From Silence to Dialogue: My Journey into Co-Production in Research


Blogging about Co-production and it's Design


May 01, 2025

By Verity Green
  🌱 Why This Blog – And Why Now? 

For most of my PhD, I debated writing a blog. I’d draft one, then delete it. Nothing quite captured what I wanted to say, until I reached the final stages of analysis and writing.
 
 One theme kept rising to the surface: co-production. My journey with it, rooted in both personal experience and academic research, has been full of questions, challenges, and quiet revelations. This blog is an attempt to explore that journey outside the confines of a thesis chapter.

👂🏽 A History of Being Heard... and Ignored 

 My experience with user-involved research didn’t start in university. It began much earlier; as a Deaf child.

I remember social workers visiting us, asking for our views. We would share honestly, but nothing ever changed. There was no follow-up and no feedback. Just the feeling that our words / signs went into a void, while someone else, somewhere, got the credit.

That pattern repeated itself across services, particularly in the NHS and social care. Over time, I became cautious and even suspicious. Who really benefits when we are “consulted”?

🧩 Researching in Silence: The Language Deprivation Dilemma 

 Years later, I worked with the late Susie Balderston on a research project commissioned by NHS and Social Care Commissioners. We aimed to gather views from Deaf community members facing a specific issue, many of whom had been deprived of language from a young age.

The challenge was immense. How do you ask someone for their views when they’ve never had access to language or the frameworks to reflect on those experiences?

This blog won’t unpack the long history of sign language deprivation—you can read more about that [here] and [here]. I did, however, reflect on these challenges in a report by Alison Faulkner for the INVOLVE/NIHR Conference, which you can access [here].

🎓 Learning, Growing – and Challenging 

 This project led me to deepen my research skills through an MA in Social Research. I was fortunate to study at the University of Leeds, within its Disability Studies department. Professor Colin Barnes welcomed my challenges about language, and we often laughed about the odd, well-meaning terms created by those in power, as he refers to himself as a “special school survivor” and he did not need to explain to me the illogic of putting deaf, and blind, children together in the same school.
 
 🪖 Lessons from the Field: Veterans, Promises, and Disappointments 

Years later, while working for a specialist NHS service for UK Military Veterans, I was involved in a bid renewal process.
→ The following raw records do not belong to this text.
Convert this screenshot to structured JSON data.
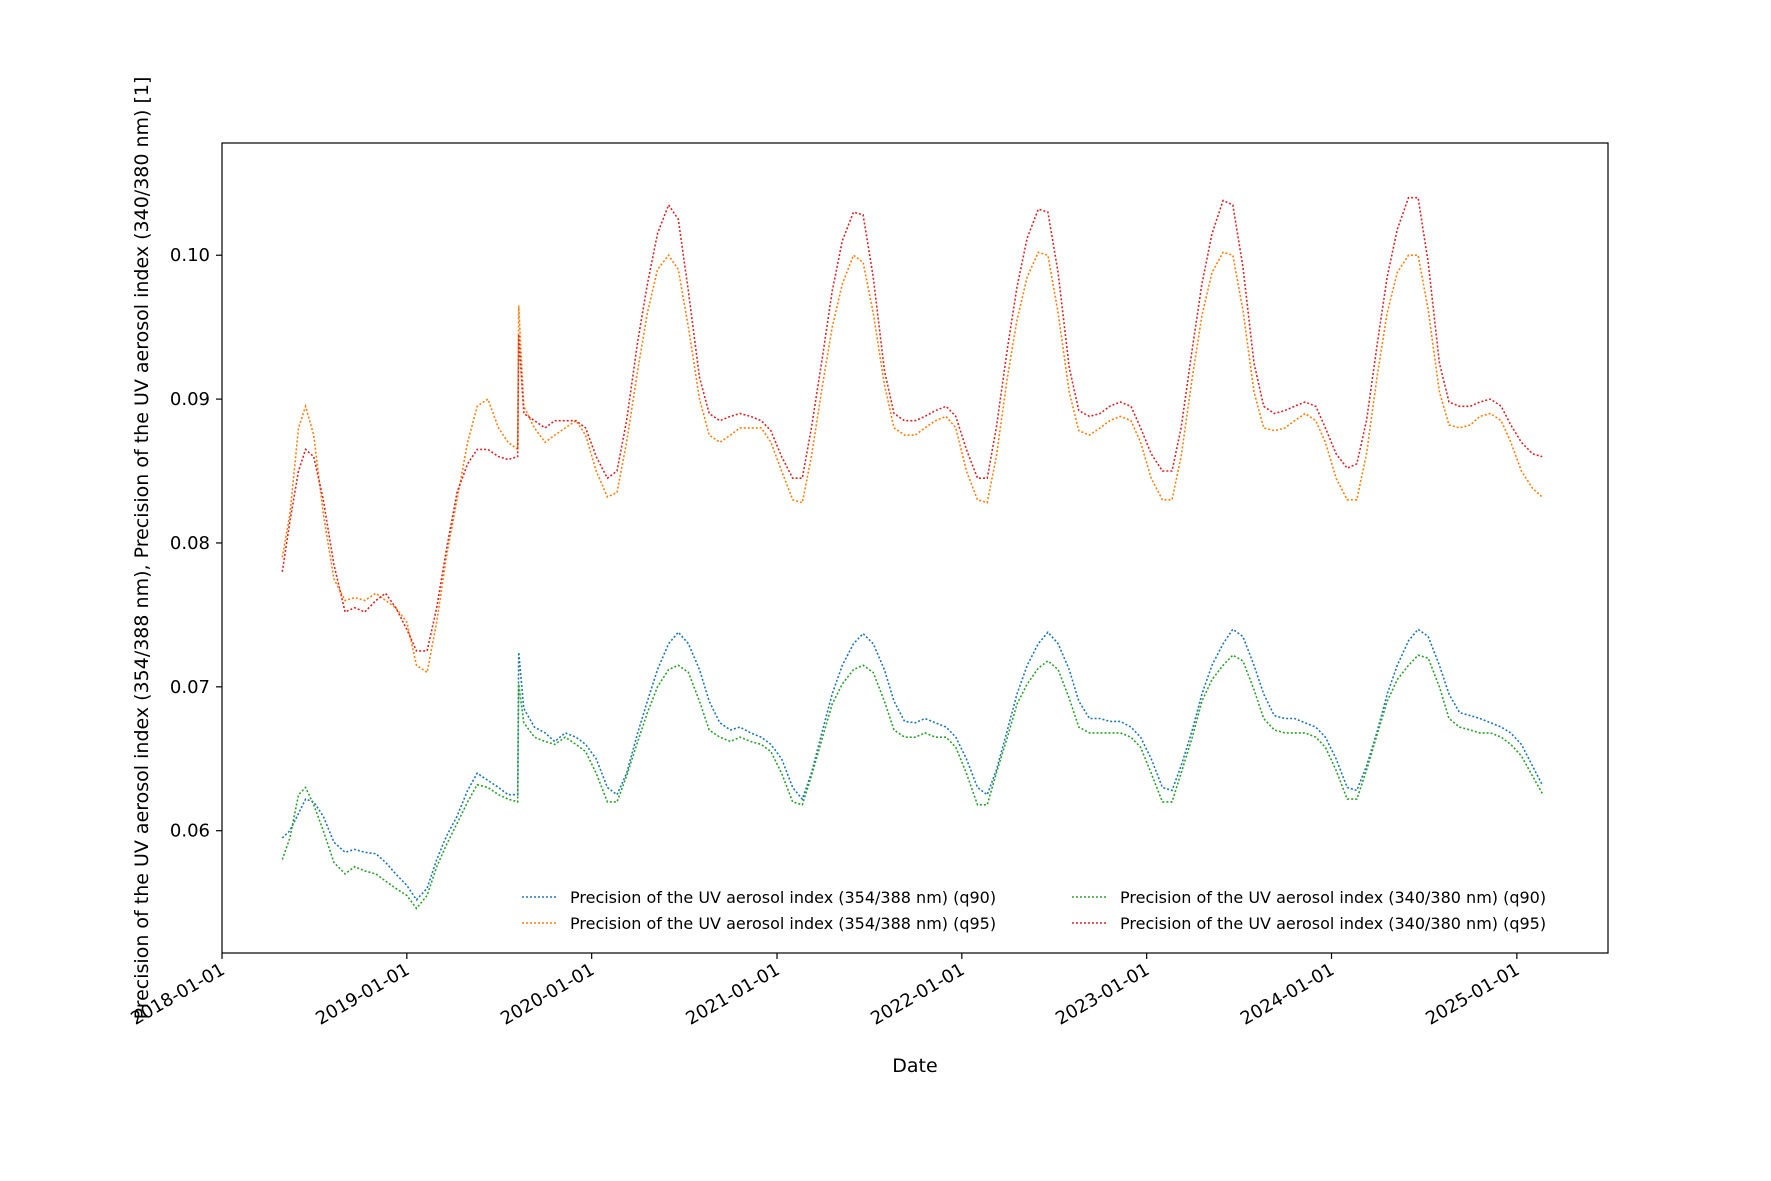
{
  "chart_data": {
    "type": "line",
    "title": "",
    "xlabel": "Date",
    "ylabel": "Precision of the UV aerosol index (354/388 nm), Precision of the UV aerosol index (340/380 nm) [1]",
    "x_range": [
      "2018-01-01",
      "2025-06-30"
    ],
    "ylim": [
      0.0515,
      0.1078
    ],
    "x_ticks": [
      "2018-01-01",
      "2019-01-01",
      "2020-01-01",
      "2021-01-01",
      "2022-01-01",
      "2023-01-01",
      "2024-01-01",
      "2025-01-01"
    ],
    "y_ticks": [
      0.06,
      0.07,
      0.08,
      0.09,
      0.1
    ],
    "y_tick_labels": [
      "0.06",
      "0.07",
      "0.08",
      "0.09",
      "0.10"
    ],
    "grid": false,
    "legend_position": "lower-right",
    "legend_columns": 2,
    "line_style": "dotted",
    "x": [
      "2018-04-30",
      "2018-05-15",
      "2018-06-01",
      "2018-06-15",
      "2018-07-01",
      "2018-07-20",
      "2018-08-10",
      "2018-09-01",
      "2018-09-20",
      "2018-10-10",
      "2018-11-01",
      "2018-11-20",
      "2018-12-10",
      "2019-01-01",
      "2019-01-20",
      "2019-02-10",
      "2019-03-01",
      "2019-03-20",
      "2019-04-10",
      "2019-05-01",
      "2019-05-20",
      "2019-06-10",
      "2019-07-01",
      "2019-07-20",
      "2019-08-08",
      "2019-08-10",
      "2019-08-20",
      "2019-09-10",
      "2019-10-01",
      "2019-10-20",
      "2019-11-10",
      "2019-12-01",
      "2019-12-20",
      "2020-01-10",
      "2020-02-01",
      "2020-02-20",
      "2020-03-10",
      "2020-04-01",
      "2020-04-20",
      "2020-05-10",
      "2020-06-01",
      "2020-06-20",
      "2020-07-10",
      "2020-08-01",
      "2020-08-20",
      "2020-09-10",
      "2020-10-01",
      "2020-10-20",
      "2020-11-10",
      "2020-12-01",
      "2020-12-20",
      "2021-01-10",
      "2021-02-01",
      "2021-02-20",
      "2021-03-10",
      "2021-04-01",
      "2021-04-20",
      "2021-05-10",
      "2021-06-01",
      "2021-06-20",
      "2021-07-10",
      "2021-08-01",
      "2021-08-20",
      "2021-09-10",
      "2021-10-01",
      "2021-10-20",
      "2021-11-10",
      "2021-12-01",
      "2021-12-20",
      "2022-01-10",
      "2022-02-01",
      "2022-02-20",
      "2022-03-10",
      "2022-04-01",
      "2022-04-20",
      "2022-05-10",
      "2022-06-01",
      "2022-06-20",
      "2022-07-10",
      "2022-08-01",
      "2022-08-20",
      "2022-09-10",
      "2022-10-01",
      "2022-10-20",
      "2022-11-10",
      "2022-12-01",
      "2022-12-20",
      "2023-01-10",
      "2023-02-01",
      "2023-02-20",
      "2023-03-10",
      "2023-04-01",
      "2023-04-20",
      "2023-05-10",
      "2023-06-01",
      "2023-06-20",
      "2023-07-10",
      "2023-08-01",
      "2023-08-20",
      "2023-09-10",
      "2023-10-01",
      "2023-10-20",
      "2023-11-10",
      "2023-12-01",
      "2023-12-20",
      "2024-01-10",
      "2024-02-01",
      "2024-02-20",
      "2024-03-10",
      "2024-04-01",
      "2024-04-20",
      "2024-05-10",
      "2024-06-01",
      "2024-06-20",
      "2024-07-10",
      "2024-08-01",
      "2024-08-20",
      "2024-09-10",
      "2024-10-01",
      "2024-10-20",
      "2024-11-10",
      "2024-12-01",
      "2024-12-20",
      "2025-01-10",
      "2025-02-01",
      "2025-02-20"
    ],
    "series": [
      {
        "name": "Precision of the UV aerosol index (354/388 nm) (q90)",
        "color": "#1f77b4",
        "values": [
          0.0595,
          0.06,
          0.0612,
          0.0622,
          0.062,
          0.061,
          0.0592,
          0.0585,
          0.0587,
          0.0585,
          0.0584,
          0.0578,
          0.057,
          0.0562,
          0.0552,
          0.056,
          0.058,
          0.0596,
          0.061,
          0.0628,
          0.064,
          0.0635,
          0.063,
          0.0625,
          0.0625,
          0.0724,
          0.0685,
          0.0672,
          0.0668,
          0.0662,
          0.0668,
          0.0665,
          0.066,
          0.065,
          0.063,
          0.0625,
          0.064,
          0.0668,
          0.069,
          0.0712,
          0.073,
          0.0738,
          0.073,
          0.0712,
          0.069,
          0.0675,
          0.067,
          0.0672,
          0.0668,
          0.0665,
          0.066,
          0.065,
          0.063,
          0.0622,
          0.064,
          0.067,
          0.0695,
          0.0715,
          0.073,
          0.0737,
          0.073,
          0.0712,
          0.069,
          0.0676,
          0.0675,
          0.0678,
          0.0675,
          0.0672,
          0.0665,
          0.065,
          0.063,
          0.0625,
          0.0642,
          0.067,
          0.0695,
          0.0715,
          0.073,
          0.0738,
          0.073,
          0.0712,
          0.069,
          0.0678,
          0.0678,
          0.0676,
          0.0676,
          0.0672,
          0.0665,
          0.065,
          0.063,
          0.0628,
          0.0645,
          0.067,
          0.0695,
          0.0715,
          0.073,
          0.074,
          0.0735,
          0.0715,
          0.0695,
          0.068,
          0.0678,
          0.0678,
          0.0675,
          0.0672,
          0.0665,
          0.065,
          0.063,
          0.0628,
          0.0645,
          0.067,
          0.0695,
          0.0715,
          0.0732,
          0.074,
          0.0735,
          0.0715,
          0.0695,
          0.0682,
          0.068,
          0.0678,
          0.0675,
          0.0672,
          0.0668,
          0.066,
          0.0645,
          0.0632
        ]
      },
      {
        "name": "Precision of the UV aerosol index (354/388 nm) (q95)",
        "color": "#ff7f0e",
        "values": [
          0.079,
          0.082,
          0.088,
          0.0895,
          0.0875,
          0.082,
          0.0775,
          0.076,
          0.0762,
          0.076,
          0.0765,
          0.076,
          0.0755,
          0.0745,
          0.0715,
          0.071,
          0.0745,
          0.079,
          0.083,
          0.087,
          0.0895,
          0.09,
          0.088,
          0.087,
          0.0865,
          0.0965,
          0.0895,
          0.088,
          0.087,
          0.0875,
          0.088,
          0.0885,
          0.0875,
          0.085,
          0.0832,
          0.0835,
          0.087,
          0.092,
          0.096,
          0.099,
          0.1,
          0.099,
          0.095,
          0.09,
          0.0875,
          0.087,
          0.0875,
          0.088,
          0.088,
          0.088,
          0.087,
          0.085,
          0.083,
          0.0828,
          0.086,
          0.091,
          0.095,
          0.098,
          0.1,
          0.0995,
          0.096,
          0.091,
          0.088,
          0.0875,
          0.0875,
          0.088,
          0.0885,
          0.0888,
          0.088,
          0.085,
          0.083,
          0.0828,
          0.086,
          0.0915,
          0.0955,
          0.0985,
          0.1002,
          0.1,
          0.096,
          0.0905,
          0.0878,
          0.0875,
          0.088,
          0.0885,
          0.0888,
          0.0885,
          0.087,
          0.0845,
          0.083,
          0.083,
          0.086,
          0.0915,
          0.0958,
          0.0988,
          0.1002,
          0.1,
          0.0962,
          0.0905,
          0.088,
          0.0878,
          0.088,
          0.0885,
          0.089,
          0.0885,
          0.087,
          0.0845,
          0.083,
          0.083,
          0.0862,
          0.0918,
          0.096,
          0.0988,
          0.1,
          0.1,
          0.0962,
          0.0905,
          0.0882,
          0.088,
          0.0882,
          0.0888,
          0.089,
          0.0885,
          0.087,
          0.085,
          0.0838,
          0.0832
        ]
      },
      {
        "name": "Precision of the UV aerosol index (340/380 nm) (q90)",
        "color": "#2ca02c",
        "values": [
          0.058,
          0.0595,
          0.0625,
          0.063,
          0.0618,
          0.06,
          0.0578,
          0.057,
          0.0575,
          0.0572,
          0.057,
          0.0565,
          0.056,
          0.0555,
          0.0546,
          0.0555,
          0.0575,
          0.059,
          0.0605,
          0.062,
          0.0632,
          0.063,
          0.0625,
          0.0622,
          0.062,
          0.0702,
          0.0675,
          0.0665,
          0.0662,
          0.066,
          0.0665,
          0.066,
          0.0655,
          0.064,
          0.062,
          0.062,
          0.0638,
          0.0662,
          0.0682,
          0.07,
          0.0712,
          0.0715,
          0.071,
          0.069,
          0.067,
          0.0665,
          0.0662,
          0.0665,
          0.0662,
          0.066,
          0.0655,
          0.064,
          0.062,
          0.0618,
          0.0638,
          0.0665,
          0.0688,
          0.0702,
          0.0712,
          0.0715,
          0.071,
          0.069,
          0.067,
          0.0665,
          0.0665,
          0.0668,
          0.0665,
          0.0665,
          0.0658,
          0.064,
          0.0618,
          0.0618,
          0.064,
          0.0665,
          0.0688,
          0.0702,
          0.0713,
          0.0718,
          0.0712,
          0.0692,
          0.0672,
          0.0668,
          0.0668,
          0.0668,
          0.0668,
          0.0665,
          0.0658,
          0.064,
          0.062,
          0.062,
          0.064,
          0.0665,
          0.069,
          0.0705,
          0.0715,
          0.0722,
          0.0718,
          0.0698,
          0.0678,
          0.067,
          0.0668,
          0.0668,
          0.0668,
          0.0665,
          0.0658,
          0.0642,
          0.0622,
          0.0622,
          0.0642,
          0.0668,
          0.069,
          0.0705,
          0.0715,
          0.0722,
          0.072,
          0.07,
          0.0678,
          0.0672,
          0.067,
          0.0668,
          0.0668,
          0.0665,
          0.066,
          0.0652,
          0.0638,
          0.0626
        ]
      },
      {
        "name": "Precision of the UV aerosol index (340/380 nm) (q95)",
        "color": "#d62728",
        "values": [
          0.078,
          0.0815,
          0.085,
          0.0865,
          0.086,
          0.083,
          0.0785,
          0.0752,
          0.0755,
          0.0752,
          0.076,
          0.0765,
          0.0755,
          0.074,
          0.0725,
          0.0725,
          0.0755,
          0.0795,
          0.0835,
          0.0855,
          0.0865,
          0.0865,
          0.086,
          0.0858,
          0.086,
          0.0945,
          0.089,
          0.0885,
          0.088,
          0.0885,
          0.0885,
          0.0885,
          0.088,
          0.086,
          0.0845,
          0.085,
          0.0885,
          0.094,
          0.098,
          0.1015,
          0.1035,
          0.1025,
          0.0975,
          0.0915,
          0.089,
          0.0885,
          0.0888,
          0.089,
          0.0888,
          0.0885,
          0.0878,
          0.086,
          0.0845,
          0.0845,
          0.088,
          0.093,
          0.0975,
          0.101,
          0.103,
          0.1028,
          0.0985,
          0.092,
          0.089,
          0.0885,
          0.0885,
          0.0888,
          0.0892,
          0.0895,
          0.0888,
          0.0865,
          0.0845,
          0.0845,
          0.088,
          0.0935,
          0.0978,
          0.1012,
          0.1032,
          0.103,
          0.0988,
          0.0922,
          0.0892,
          0.0888,
          0.089,
          0.0895,
          0.0898,
          0.0895,
          0.088,
          0.0862,
          0.085,
          0.085,
          0.088,
          0.0935,
          0.098,
          0.1015,
          0.1038,
          0.1035,
          0.0992,
          0.0925,
          0.0895,
          0.089,
          0.0892,
          0.0895,
          0.0898,
          0.0895,
          0.088,
          0.0862,
          0.0852,
          0.0855,
          0.0885,
          0.094,
          0.0985,
          0.1018,
          0.104,
          0.104,
          0.0995,
          0.0925,
          0.0898,
          0.0895,
          0.0895,
          0.0898,
          0.09,
          0.0895,
          0.0882,
          0.087,
          0.0862,
          0.086
        ]
      }
    ]
  }
}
I pushed hard for proper public engagement. The early consultations looked promising, and I believed the organisation would follow through.

But I moved on to start my PhD, and follow-up never happened. Later, I ran into participants who told me they’d heard nothing. No feedback, no updates. Just like my own childhood experiences. This time, I wasn’t the participant, I was the researcher. And still, we fell short.

🤔 So Where Am I Now? 

My PhD is rooted in co-production. It’s been full of rich, but often uncomfortable, conversations: Is this really feasible? What does it take to do this well?

I’ve read a lot. I’ve listened more. And I’ve started to see where co-production, as it’s often practiced, misses the mark. We’ve moved a long way from the bold, early rallying cry:

“Nothing about us without us.” 

✍🏼 Why I Finally Wrote This 

 I realised this reflection didn’t belong in my thesis, it’s too personal and too open-ended. But it still needs to be said. Co-production isn’t just a research method. It’s a promise. One we keep breaking.

So, this is the blog I once couldn’t write. Because now I’m ready. And I believe we need to be having this conversation, not just in academia, but everywhere.